Le soleil commençait à dorer les flancs brillants du Jumbé-roc, et ses rayons n’avaient pas encore atteint la vallée, lorsque des lumières, jaillissant à travers les jalousies de Mount-Welcome, annoncèrent que les habitants de la maison étaient déjà levés. La chambre de Smythje seule restait dans l’obscurité ; le dandy dormait.

Malgré l’heure matinale, le planteur et sa fille étaient réunis dans la salle où le déjeuner venait d’être servi. Loftus Vaughan seul y faisait honneur ; Kate n’était là que pour lui tenir compagnie au moment du départ et pour lui servir son café.

Le custos portait un costume en étoffe épaisse, à larges poches, avec des bottes à l’écuyère auxquelles étaient bouclés des éperons d’argent.
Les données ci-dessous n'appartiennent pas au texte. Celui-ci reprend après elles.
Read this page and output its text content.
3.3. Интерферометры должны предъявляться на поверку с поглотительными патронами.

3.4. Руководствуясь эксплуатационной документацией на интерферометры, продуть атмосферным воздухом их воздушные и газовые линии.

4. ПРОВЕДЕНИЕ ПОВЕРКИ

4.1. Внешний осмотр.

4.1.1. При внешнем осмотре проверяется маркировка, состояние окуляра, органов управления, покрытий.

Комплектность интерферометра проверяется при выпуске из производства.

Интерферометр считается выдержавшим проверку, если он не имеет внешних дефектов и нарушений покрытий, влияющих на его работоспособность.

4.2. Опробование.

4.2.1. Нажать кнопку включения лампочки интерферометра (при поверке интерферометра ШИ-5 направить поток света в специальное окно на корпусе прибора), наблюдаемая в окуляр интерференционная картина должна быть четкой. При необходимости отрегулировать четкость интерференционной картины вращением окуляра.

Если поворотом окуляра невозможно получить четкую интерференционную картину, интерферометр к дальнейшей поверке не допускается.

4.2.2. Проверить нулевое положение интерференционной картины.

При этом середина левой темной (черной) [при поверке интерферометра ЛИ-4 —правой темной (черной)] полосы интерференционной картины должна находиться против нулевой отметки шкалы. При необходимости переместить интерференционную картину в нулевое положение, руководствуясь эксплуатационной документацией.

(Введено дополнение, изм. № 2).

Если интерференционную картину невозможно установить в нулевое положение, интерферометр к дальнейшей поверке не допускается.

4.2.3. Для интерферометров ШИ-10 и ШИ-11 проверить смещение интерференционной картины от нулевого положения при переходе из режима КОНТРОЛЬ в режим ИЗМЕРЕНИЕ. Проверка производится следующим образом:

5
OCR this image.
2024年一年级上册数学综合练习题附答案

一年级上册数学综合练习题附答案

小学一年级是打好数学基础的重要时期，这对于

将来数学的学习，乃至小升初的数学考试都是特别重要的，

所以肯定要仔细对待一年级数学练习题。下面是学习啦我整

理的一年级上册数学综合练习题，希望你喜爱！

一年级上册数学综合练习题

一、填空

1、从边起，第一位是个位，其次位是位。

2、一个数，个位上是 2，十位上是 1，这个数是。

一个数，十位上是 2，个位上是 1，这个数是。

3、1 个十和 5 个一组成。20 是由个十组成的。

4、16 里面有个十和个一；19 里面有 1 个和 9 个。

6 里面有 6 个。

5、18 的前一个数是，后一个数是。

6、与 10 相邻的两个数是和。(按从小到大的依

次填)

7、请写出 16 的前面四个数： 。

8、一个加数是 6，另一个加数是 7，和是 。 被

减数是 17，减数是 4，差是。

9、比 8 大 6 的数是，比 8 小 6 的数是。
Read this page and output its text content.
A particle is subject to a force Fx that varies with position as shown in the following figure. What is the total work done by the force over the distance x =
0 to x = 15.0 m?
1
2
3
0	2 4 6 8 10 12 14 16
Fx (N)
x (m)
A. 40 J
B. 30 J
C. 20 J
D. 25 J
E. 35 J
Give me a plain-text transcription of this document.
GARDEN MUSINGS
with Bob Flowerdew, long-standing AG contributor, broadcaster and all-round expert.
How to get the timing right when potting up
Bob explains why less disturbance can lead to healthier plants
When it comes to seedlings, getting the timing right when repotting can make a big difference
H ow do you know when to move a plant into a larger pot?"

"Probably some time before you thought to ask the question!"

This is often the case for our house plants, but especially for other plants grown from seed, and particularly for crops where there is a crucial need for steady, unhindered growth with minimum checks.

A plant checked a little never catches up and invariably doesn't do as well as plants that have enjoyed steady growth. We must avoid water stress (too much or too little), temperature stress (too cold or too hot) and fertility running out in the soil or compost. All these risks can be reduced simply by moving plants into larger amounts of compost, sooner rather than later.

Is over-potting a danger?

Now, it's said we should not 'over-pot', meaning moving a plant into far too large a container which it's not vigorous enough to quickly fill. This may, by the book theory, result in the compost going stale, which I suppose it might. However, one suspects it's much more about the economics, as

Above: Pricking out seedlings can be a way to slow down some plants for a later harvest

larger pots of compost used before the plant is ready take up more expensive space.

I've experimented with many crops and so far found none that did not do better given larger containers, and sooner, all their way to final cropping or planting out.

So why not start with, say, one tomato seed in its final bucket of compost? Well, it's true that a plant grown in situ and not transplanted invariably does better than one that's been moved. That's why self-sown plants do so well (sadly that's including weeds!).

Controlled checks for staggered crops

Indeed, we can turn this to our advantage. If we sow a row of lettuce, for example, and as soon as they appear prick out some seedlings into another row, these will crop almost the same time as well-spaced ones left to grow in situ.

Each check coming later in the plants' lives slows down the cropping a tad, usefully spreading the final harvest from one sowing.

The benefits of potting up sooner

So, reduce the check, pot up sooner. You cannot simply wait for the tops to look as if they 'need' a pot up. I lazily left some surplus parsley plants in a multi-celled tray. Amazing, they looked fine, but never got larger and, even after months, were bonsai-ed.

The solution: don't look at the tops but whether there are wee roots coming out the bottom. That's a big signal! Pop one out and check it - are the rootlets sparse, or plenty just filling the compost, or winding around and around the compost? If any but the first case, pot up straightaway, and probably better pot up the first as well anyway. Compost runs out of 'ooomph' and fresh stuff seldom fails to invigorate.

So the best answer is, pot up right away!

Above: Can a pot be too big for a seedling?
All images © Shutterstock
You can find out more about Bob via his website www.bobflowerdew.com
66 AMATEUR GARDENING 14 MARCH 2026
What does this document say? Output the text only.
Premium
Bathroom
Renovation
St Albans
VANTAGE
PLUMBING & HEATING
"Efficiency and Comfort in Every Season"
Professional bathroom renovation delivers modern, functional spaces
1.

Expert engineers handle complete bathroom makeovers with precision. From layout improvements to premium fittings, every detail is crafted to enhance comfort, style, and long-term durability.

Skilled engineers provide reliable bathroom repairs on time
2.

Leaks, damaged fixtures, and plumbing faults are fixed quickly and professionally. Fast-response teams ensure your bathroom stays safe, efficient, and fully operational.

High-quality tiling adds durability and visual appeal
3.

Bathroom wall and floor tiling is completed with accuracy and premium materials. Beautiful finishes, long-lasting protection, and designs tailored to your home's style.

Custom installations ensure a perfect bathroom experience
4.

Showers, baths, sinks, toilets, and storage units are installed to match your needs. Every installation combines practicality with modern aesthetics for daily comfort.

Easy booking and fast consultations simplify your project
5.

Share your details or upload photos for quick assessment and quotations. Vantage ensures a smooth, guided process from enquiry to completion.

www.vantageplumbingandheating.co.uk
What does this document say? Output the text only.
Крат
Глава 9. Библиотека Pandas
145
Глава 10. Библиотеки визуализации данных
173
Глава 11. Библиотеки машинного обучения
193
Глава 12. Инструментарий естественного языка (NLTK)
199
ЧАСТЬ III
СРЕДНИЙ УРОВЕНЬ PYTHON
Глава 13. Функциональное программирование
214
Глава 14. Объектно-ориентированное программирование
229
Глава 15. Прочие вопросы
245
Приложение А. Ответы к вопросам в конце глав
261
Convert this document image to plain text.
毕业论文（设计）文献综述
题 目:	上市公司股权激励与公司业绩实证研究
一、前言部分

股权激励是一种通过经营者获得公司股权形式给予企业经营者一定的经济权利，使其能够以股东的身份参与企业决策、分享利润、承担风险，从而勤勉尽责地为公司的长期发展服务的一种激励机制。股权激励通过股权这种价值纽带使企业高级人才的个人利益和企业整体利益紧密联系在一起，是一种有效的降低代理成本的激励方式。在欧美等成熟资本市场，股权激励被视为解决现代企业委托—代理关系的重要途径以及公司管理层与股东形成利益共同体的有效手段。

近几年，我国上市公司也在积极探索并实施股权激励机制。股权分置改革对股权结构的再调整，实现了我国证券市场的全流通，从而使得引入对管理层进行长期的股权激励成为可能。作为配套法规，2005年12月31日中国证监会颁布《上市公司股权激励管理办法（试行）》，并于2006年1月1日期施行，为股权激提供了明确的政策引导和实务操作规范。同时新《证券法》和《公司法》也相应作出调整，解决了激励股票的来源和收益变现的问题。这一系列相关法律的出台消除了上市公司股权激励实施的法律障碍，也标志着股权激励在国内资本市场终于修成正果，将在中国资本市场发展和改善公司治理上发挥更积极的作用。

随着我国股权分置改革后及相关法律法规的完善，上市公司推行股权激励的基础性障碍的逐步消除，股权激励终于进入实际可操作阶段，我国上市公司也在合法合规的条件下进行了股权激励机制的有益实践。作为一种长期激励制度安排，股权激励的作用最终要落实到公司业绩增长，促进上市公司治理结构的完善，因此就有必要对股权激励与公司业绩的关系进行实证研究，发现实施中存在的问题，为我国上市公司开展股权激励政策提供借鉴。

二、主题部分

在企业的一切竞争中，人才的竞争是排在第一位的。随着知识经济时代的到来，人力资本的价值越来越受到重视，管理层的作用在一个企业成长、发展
Un ceinturon retenait à sa ceinture une paire de pistolets, bonne précaution en cas de rencontre de quelque nègre maraudeur.

Deux chevaux qu’on entendait piaffer dans la cour attendaient le voyageur, ainsi que le nègre en houppelande qui les maintenait par la bride.

M. Vaughan se mettait en route, on le sait, pour exécuter un projet longtemps remis, pour accomplir un devoir qui, négligé, menaçait de mettre en péril l’avenir de sa fille ; il se rendait à la capitale de l’île pour demander à l’Assemblée l’acte spécial qu’elle pouvait seule accorder, et qui devait prévenir les effets du code noir, par lequel Kate était exclue de l’héritage de son père. Six lignes de l’Assemblée, signées du gouverneur, lèveraient l’empêchement légal.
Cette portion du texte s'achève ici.